The cure tested for generations
on West African shores
remains only a threat today
on some Caribbean Isles.

Elders used to string tin cans
on twines and ropes and tie them
round tiny waists and ankles.

The tins clang-clanged
as children goaded with “goan, goan”
were paraded through village streets.

Heads hung, salty tears
streaked small black faces
in the morning’s island breeze.

Villagers watched.
There was no need for cardboard signs.
The clanging said it all:
BEDWETTERS.

© Althea Romeo-Mark       29. 11. 2010


Poem „Haunting Lesson“ was selected for Persimmon Tree Fall Issue 2012 (http://www.persimmontree.org/)
International Poets
Selected by
Fleda Brown, Guest Editor



      The poems in this International Issue of Persimmon Tree are certainly aware of aging — but always from a perspective of intense interest, of a sense of renewal and re-invention. The issue begins with two simple and subtle poems by Eva Eliav that, appropriately, “fall awake” into age. Chellis Glendinning explores the slippage of language in translation and in life in which it is possible for a poem to appear. Margo Berdeshevsky’s poem considers the cost of being human, of struggling with memories of difficult mothers. Jo Milgrom’s poem is up there, on a high wire, testing the idea of immortality. Katharine O’Flynn touchingly connects past and present with orange lilies, while Lalita Noronha playfully compares our lifetime to that of insects.
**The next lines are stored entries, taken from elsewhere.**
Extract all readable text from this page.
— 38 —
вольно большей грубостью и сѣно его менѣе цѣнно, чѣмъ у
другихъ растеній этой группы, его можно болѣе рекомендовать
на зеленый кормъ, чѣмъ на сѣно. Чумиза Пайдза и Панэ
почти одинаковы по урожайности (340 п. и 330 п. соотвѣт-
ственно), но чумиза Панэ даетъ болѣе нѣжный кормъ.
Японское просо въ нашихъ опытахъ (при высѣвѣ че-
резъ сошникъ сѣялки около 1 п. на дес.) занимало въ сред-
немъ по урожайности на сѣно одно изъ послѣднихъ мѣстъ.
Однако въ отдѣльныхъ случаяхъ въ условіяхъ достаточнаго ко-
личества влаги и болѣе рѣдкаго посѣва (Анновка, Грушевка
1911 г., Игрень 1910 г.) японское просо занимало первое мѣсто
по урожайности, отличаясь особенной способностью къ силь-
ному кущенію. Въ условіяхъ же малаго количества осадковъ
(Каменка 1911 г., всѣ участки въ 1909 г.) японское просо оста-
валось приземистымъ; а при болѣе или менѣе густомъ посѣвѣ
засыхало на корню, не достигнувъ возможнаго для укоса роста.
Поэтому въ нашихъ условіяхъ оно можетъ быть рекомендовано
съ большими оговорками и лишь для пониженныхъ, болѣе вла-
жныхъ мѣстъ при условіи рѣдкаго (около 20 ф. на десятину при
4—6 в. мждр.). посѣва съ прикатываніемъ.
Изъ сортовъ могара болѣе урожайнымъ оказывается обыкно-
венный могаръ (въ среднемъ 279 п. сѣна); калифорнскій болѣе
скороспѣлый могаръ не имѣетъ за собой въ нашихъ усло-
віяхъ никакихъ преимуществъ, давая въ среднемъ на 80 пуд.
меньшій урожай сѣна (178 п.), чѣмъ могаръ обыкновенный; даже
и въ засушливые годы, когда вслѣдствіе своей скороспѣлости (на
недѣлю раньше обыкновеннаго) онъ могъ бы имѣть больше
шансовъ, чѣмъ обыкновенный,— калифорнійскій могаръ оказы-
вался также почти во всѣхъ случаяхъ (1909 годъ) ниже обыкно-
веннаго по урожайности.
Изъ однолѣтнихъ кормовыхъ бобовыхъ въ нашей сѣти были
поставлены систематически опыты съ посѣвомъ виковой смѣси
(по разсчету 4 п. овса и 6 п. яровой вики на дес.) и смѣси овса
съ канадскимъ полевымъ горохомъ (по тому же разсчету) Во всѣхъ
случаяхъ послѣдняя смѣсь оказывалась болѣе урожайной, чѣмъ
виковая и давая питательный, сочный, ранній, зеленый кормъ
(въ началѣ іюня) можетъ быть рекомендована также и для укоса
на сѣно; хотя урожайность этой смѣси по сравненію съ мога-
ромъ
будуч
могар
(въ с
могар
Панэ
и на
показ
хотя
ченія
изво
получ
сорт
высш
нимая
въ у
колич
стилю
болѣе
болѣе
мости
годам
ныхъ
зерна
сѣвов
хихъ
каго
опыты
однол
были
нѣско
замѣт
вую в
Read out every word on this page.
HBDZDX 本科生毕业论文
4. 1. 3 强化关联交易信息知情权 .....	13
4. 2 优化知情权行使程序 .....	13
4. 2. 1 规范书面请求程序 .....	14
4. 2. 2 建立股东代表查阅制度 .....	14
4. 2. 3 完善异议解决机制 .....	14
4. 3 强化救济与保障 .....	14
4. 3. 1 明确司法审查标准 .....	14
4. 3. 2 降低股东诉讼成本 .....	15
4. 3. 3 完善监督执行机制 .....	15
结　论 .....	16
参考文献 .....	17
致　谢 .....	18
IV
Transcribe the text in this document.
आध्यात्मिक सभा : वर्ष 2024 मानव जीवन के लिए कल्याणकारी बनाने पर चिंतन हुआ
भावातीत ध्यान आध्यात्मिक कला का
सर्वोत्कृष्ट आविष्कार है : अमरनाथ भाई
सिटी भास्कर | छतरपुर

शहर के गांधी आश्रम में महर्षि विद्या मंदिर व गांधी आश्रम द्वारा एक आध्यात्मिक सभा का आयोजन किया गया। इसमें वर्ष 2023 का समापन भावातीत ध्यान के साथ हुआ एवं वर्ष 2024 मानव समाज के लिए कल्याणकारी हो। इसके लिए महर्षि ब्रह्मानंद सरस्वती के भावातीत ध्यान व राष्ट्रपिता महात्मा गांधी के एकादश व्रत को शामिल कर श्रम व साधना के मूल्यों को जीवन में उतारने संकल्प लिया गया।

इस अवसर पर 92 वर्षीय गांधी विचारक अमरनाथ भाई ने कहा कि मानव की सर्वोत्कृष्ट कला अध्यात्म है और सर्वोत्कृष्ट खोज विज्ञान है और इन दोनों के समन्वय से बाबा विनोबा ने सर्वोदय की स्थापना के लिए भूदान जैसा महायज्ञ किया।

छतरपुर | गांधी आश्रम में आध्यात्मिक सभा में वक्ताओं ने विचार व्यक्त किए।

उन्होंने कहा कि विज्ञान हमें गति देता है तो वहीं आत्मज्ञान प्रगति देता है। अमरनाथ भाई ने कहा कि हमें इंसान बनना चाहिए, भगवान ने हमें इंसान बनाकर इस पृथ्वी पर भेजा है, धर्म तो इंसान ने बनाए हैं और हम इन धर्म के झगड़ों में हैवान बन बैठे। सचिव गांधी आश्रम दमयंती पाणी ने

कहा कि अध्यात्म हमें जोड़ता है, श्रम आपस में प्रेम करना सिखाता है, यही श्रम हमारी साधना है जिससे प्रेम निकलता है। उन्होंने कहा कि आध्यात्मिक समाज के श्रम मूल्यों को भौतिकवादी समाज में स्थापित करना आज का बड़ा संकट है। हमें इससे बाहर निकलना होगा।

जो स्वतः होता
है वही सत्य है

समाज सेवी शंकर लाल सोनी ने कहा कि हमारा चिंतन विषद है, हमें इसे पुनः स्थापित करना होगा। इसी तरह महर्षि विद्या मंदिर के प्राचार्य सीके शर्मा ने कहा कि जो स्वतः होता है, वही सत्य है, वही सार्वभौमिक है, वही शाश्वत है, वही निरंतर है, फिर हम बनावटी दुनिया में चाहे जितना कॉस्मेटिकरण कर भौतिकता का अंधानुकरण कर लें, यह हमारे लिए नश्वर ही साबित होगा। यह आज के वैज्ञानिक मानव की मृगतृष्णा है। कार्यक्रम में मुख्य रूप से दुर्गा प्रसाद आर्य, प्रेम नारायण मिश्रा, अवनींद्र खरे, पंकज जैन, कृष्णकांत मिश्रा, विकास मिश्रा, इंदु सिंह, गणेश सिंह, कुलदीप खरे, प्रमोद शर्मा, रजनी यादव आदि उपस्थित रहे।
Lois Elaine Heckman’s sonnet uses cutting hair as metaphor for cutting away the past. For Venie Holmgren, it is the wind that is full of the past and for Althea Romeo-Mark, what passes from generation to generation is not necessarily a good thing. Barbara A Taylor sees the rest of her life in the rich movements of everyday activities, all of it a steady letting go of the past. Mori Glaser closes the door against a past she doesn’t want any more, one that feels now like a dream. And in Malinda Crispin’s poem, which is the dream and which is real? They’re tangled in a wonderfully shimmering way.

     Led by these rich and varied approaches to growing old — to holding onto and letting go of the past — I have concluded this issue attempting to do the same, by means of the poor baffled squirrels in my poem.